Numerical Study on the Heat Transfer Performance of Non-Newtonian Fluid Flow in a Manifold Microchannel Heat Sink

Abstract

For the past few decades, with the rapid development of micro-electro-mechanical- systems (MEMS) and Lab-on-a-chip, the electronic devices continue to be miniaturized and highly integrated. Meanwhile, on account of miniaturization and integration, it essentially brings in high heat flux, which makes heat transfer enhancement to be a hot topic in these fields. With the heat flux rising, the traditional cooling method becomes unable to meet the demands of heat removal in the highly integrated devices. As one of the most promising heat exchange technologies with high efficiency, the microchannel heat sinks (MHS) was proposed. For a long time, modifying the microchannel structures is a promising way to enhance heat transfer, such as using manifold microchannel (MMC). Except modifying the microchannel structures, changing mediums in MHS could also contribute to better flow distribution and heat transfer performance. This paper concentrates on the synergy effect of non-Newtonian fluids and MMC heat sink on heat transfer enhancement.
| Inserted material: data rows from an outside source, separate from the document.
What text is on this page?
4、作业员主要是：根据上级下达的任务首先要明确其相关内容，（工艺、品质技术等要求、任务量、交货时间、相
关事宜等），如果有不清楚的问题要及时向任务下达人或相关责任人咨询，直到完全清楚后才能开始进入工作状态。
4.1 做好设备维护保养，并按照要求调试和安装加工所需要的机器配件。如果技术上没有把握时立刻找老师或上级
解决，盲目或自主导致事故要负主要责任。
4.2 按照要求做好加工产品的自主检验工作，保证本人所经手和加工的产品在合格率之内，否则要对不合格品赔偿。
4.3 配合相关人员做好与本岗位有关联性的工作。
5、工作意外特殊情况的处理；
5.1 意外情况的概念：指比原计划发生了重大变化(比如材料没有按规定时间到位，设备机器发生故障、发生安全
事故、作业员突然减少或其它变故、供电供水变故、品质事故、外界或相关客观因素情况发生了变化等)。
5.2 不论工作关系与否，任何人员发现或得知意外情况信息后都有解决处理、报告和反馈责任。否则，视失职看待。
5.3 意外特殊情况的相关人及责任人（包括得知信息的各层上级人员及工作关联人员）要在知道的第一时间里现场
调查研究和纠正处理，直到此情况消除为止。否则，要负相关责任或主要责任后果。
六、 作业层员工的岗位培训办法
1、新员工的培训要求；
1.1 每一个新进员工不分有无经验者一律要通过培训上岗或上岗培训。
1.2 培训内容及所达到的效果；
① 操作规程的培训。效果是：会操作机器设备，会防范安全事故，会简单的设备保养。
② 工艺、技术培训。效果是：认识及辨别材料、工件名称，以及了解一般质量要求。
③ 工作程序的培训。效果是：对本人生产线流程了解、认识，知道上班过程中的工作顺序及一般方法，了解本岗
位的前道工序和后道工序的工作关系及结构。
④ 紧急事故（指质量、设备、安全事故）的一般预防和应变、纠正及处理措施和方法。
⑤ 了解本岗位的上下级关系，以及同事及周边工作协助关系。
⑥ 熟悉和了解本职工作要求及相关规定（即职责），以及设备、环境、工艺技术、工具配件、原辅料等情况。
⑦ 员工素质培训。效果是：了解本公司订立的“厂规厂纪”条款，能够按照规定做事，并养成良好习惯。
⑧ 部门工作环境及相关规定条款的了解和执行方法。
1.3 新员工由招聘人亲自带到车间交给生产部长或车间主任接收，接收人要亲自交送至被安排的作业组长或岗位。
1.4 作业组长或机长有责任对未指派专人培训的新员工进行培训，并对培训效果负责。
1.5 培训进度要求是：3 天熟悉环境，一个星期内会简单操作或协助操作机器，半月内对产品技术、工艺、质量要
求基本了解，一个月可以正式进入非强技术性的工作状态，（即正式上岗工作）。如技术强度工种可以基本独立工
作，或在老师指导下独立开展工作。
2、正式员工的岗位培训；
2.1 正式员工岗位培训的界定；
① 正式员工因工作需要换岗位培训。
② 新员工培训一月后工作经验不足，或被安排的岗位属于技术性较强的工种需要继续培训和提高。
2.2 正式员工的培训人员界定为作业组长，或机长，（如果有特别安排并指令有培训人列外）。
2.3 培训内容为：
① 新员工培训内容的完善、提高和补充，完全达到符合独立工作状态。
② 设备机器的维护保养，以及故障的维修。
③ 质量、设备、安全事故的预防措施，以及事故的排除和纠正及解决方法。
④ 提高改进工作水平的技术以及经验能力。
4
Numerical simulation of the non-Newtonian fluid in MMC is carried out in order to obtain its flow and heat transfer performance. The power-law non-Newtonian fluids are chosen as the cooling medium while water is a reference medium. The traditional microchannel (TMC) heat sink as an important reference model aims at evaluating the performance of the MMC heat sink through analyzing temperature distribution, power-law non-Newtonian fluids and so on. Numerical simulations are conducted for Newtonian and non-Newtonian fluid at a fixed heat flux on the heating wall. It is found that, in MMC heat sink, the non-Newtonian fluid characteristics could result in a significant variation in heat transfer coefficient with increasing inlet velocity. Moreover, the introduction of pseudoplastic fluid (shear-thinning fluid) leads to an outstanding increase of heat transfer performance comparing with those of Newtonian and dilatant fluids (shear-thickening fluid). Keywords: Manifold microchannel heat sinks; non-Newtonian fluids; heat transfer performance;